(6.2)-Sırra Kadem Basmak

1.5K 149 37
                                    

Hiçbir şeyi olmayan birinin her şeyine ithafen.

🍁

Doğu Yazgın

"Nerede kaldı bunlar?"

Cemre'nin sorusu Doğu'nun dikkatini yeniden ona yönlendirmesine neden olurken genç adamın bakışları şefkatle kızın karnına indi. Her şeyi bir kenara bıraktığında karşılaştığı manzara onu büyülüyordu. Bir zamanlar çocukluğunun acılarından asla sıyrılamayacağını sanan adam şimdi çocuk sahibi olmak için hazırlanıyordu. Deliler gibi aşık olduğu bir karısı, harika bir ailesi ve onu kazanmak için elinden geleni yapan bir babası vardı. Çocukken kardeşiyle hayal ettiği her şeyi yaşıyordu artık. Gözleri yeniden karısının gözlerine tırmandığında onun yürek ısıtan maviliklerine bakarak "Gelirler şimdi," dedi. "Yollar karla kaplı, motorsiklet de kapının önünde duruyor. Bu yüzden gecikmişlerdir."

Böyle dediyse de içindeki kötü hissi bir türlü söküp atamıyordu Doğu.

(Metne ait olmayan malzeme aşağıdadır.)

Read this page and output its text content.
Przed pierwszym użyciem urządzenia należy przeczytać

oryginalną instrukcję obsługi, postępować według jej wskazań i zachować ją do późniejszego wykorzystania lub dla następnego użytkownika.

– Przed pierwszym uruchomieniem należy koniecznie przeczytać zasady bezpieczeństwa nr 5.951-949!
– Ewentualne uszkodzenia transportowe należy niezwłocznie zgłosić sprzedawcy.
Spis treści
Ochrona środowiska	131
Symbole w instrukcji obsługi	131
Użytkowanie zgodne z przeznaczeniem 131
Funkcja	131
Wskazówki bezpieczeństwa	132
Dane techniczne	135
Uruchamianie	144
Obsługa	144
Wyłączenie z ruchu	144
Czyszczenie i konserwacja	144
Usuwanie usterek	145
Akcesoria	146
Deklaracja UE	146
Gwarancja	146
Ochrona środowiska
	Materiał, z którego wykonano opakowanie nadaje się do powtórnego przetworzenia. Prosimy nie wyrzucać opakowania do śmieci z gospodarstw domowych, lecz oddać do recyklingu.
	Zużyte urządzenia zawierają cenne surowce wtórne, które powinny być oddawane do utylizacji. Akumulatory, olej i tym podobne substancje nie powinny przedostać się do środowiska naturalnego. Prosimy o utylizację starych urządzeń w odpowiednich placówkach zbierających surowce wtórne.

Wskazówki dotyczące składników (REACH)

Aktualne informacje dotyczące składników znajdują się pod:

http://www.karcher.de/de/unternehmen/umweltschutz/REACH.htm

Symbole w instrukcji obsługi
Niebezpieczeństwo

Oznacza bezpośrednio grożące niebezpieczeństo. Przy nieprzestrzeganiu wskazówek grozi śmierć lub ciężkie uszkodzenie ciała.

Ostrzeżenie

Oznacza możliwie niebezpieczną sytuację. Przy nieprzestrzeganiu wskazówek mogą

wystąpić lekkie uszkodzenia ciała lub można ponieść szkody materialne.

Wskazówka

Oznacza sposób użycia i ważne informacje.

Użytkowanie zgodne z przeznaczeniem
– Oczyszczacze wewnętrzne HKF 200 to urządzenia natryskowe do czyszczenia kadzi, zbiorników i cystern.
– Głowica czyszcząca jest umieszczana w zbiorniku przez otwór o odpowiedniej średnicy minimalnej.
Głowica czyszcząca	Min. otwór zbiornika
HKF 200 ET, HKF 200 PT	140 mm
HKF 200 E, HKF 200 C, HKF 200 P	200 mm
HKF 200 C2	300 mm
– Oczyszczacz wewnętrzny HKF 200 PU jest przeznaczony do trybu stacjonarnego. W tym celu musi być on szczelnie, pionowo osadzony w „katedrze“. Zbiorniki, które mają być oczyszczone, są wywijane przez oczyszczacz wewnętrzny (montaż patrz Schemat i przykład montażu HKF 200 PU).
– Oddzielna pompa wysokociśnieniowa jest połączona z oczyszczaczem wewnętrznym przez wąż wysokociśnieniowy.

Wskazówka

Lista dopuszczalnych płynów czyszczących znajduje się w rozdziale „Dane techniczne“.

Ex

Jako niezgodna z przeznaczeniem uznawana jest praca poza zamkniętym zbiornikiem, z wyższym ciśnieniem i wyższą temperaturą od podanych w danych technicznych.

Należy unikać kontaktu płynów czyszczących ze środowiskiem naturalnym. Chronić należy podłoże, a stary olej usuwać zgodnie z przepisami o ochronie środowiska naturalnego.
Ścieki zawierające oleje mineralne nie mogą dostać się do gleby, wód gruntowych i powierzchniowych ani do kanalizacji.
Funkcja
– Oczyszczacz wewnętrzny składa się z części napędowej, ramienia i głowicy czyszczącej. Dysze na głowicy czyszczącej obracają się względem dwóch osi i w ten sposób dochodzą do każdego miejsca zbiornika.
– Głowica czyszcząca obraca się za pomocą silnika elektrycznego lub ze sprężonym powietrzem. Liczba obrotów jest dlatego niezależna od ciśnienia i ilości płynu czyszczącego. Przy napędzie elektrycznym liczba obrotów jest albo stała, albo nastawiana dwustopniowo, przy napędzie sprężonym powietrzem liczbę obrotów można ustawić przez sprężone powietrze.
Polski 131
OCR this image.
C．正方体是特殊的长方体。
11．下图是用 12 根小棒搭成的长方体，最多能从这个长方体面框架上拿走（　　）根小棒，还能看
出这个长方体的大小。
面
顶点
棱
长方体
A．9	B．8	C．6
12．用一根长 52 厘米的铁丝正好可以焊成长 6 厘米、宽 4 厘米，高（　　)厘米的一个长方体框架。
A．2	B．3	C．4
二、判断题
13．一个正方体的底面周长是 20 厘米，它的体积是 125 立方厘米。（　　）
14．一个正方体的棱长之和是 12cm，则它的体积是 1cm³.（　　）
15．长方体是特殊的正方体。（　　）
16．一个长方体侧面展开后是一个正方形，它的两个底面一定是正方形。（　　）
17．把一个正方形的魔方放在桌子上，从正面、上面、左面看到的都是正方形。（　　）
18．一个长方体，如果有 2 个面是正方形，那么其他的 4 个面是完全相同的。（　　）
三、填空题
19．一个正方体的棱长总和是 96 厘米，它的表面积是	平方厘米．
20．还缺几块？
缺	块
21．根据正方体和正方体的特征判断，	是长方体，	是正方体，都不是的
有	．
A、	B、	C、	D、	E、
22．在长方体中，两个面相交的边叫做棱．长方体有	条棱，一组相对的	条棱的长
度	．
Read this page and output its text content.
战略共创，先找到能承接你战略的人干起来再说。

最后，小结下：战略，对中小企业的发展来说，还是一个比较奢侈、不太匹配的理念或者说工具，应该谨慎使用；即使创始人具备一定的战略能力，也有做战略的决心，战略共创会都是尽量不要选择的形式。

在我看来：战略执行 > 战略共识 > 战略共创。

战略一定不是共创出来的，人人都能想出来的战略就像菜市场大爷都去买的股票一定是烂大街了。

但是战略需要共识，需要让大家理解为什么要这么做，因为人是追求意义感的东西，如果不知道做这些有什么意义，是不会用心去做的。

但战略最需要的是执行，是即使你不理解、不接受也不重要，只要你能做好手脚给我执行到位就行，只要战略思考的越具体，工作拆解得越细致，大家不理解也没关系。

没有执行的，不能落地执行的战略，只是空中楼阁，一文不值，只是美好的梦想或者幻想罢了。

Cemre'ye pasta almak için gideli tam iki saat oluyordu ama ikisinden de ne bir haber ne de bir iz yoktu. Cemre kapanmak üzere olan gözleriyle ona bakarken kızın başını dizlerine koyup saçlarını okşayarak uyumasını beklemeye başladı. Emre'nin ve Cihan'ın bakışlarından onların da oldukça endişeli olduğunu anlayabiliyordu. Sedef bir saat önce diğer sabah okulu olduğu için uyumuştu ve salonda böylece durmaktan herkesin sırtı tutulsa da kimse ses çıkarmıyordu. Cemre bebeğin de verdiği ağırlıkla çok geçmeden uykuya daldığında Emre göz kırparak kardeşini işaret etti. Doğu kızı uyandırmadan başını dizinden kaldırdı. Ayağa kalkıp karısını kucaklayarak odalarına götürürken oldukça yavaştı. Yatak odasına girip karısını geniş yatağa yatırdığında dizlerinin üstüne çöküp saçlarını okşadı zarifçe. Yüzüne düşen bir tutamı kulağının arkasına atarken kızın bembeyaz tenine yumuşak bir öpücük kondurdu ve dudaklarını alnından çektikten sonra saçlarının kokusunu da içine çekip üstünü örterek parmak uçlarında odadan çıktı. Yeniden salona döndüğünde gözleriyle kızın derin bir uykuda olduğunu onayladığında kendini tekli koltuğa atmıştı.

"Başlarına bir şey mi geldi acaba?" diyerek dirseklerini dizine koyup öne doğru kaykıldı Cihan. "İkisi de aramalarımıza cevap vermiyor."

Doğu iç çekti. "Başları beladan kurtulmuyor ki zaten. Kim bilir yine ne oldu?"

"Kenan olabilir mi?" Emre kaşlarını kaldırdı.

"Kenan bunca zamandır sessizliğini koruyor. Birden saldıracağını sanmıyorum. O olsa bile Batı ne yapar eder bize ulaşırdı." diye fikir yürüttü Cihan. "Başka bir şey var."

Doğu'nun çalan telefonu bir süredir peydah olan sessizliği bölerken genç adam ekranda Duygu'nun ismini görmesiyle hızla aramayı yanıtladı ve telefonu kulağına götürür götürmez "Duygu?" dedi. "Neredesiniz siz kaç saattir? Meraktan kafayı yiyecektik haberiniz var mı?"

Duygu diğer uçtan derin bir nefes alarak gözlerini karakolda gezdirdi. İki saattir Batı ile görüşmeye çalışıyordu ama başarılı olamamıştı ve nihayet telefonuna bakmayı akıl ettiğinde karşılaştığı cevapsız aramalarla da iyice şaşırmıştı. "Doğu," diye fısıldadı. "Biz karakoldayız. Batı'yı gözaltına aldılar."

Doğu'nun gözleri irileşti. "Ta-tamam. Hangi karakoldasınız? Hemen geliyorum."

"Mesaj atarım." Duygu aramayı sonlandırıp hangi karakola geldiklerini birine sorarak mesajı attığında çok geçmeden Doğu kızları Cihan'a emanet ederek Emre ile birlikte yola çıkmıştı.

Arabası karakolun önünde durduğunda içeri girer girmez karşılaştığı Duygu ile afalladı. Kızın teni bir ölününki kadar beyazdı. Yanına gittiğinde göz göze geldikleri an kollarını kıza dolayıp ona sımsıkı sarıldı. "Ne oldu güzelim?"